Modern turbofan engines need to show, as part of the certification, that their casing can contain the separation of a fan blade during a maximum power run. There are impressive videos of such "fan-blade-off tests" on Youtube.

What cannot usually be contained is the failure of a compressor or turbine disc. These will exit the case at unpredictable angles (though more or less perpendicular to the rotational axis) and at high momentums and energies. At least since the Sioux City accident, where fragments from the tail-mounted #2 engine of a DC-10 ruptured all three hydraulic lines, one of the design factors mitigating the effects of such occurrences is to route redundant systems through different physical locations, if possible.

Great care is taken that such failures do not occur.

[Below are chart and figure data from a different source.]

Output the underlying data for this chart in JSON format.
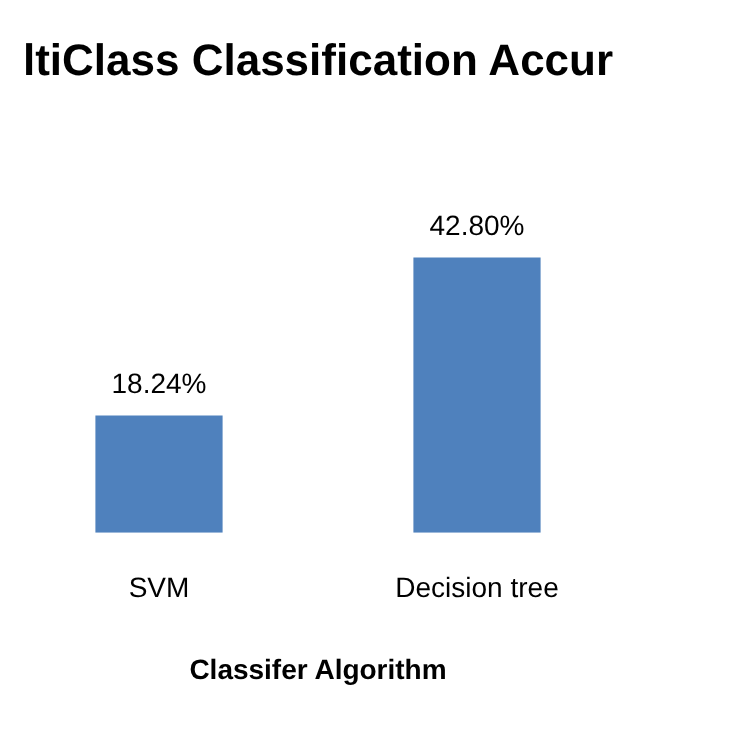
{
  "chart_data": {
    "type": "bar",
    "title": "ltiClass Classification Accur",
    "xlabel": "Classifer Algorithm",
    "categories": [
      "SVM",
      "Decision tree"
    ],
    "values": [
      18.24,
      42.8
    ],
    "value_labels": [
      "18.24%",
      "42.80%"
    ],
    "color": "#4f81bd",
    "tick_labels": "x",
    "legend": false,
    "grid": false
  }
}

But they still do, very rarely.

The DC-9's control systems, including those of the -80 series (otherwise known as "MD80"), are mostly cable-mechanical. The cables, connected to the control wheels, and control columns, move tabs at the ailerons and the elevator, which in turn move the control surfaces themselves by aerodynamic forces. Roll-control is supported by hydraulically activated spoilers, and nose-down pitch control in a stall situation is also hydraulically assisted, if necessary.

Normal rudder operation is hydraulical, but in case of a hydraulic failure, or when decativated manually, rudder control is also mechanical via a tab.

I have no idea about what happened in Madrid, and I would also not offer an opinion as to whether hydraulics are more or less vulnerable to shrapnel than control cables. Both seems possible.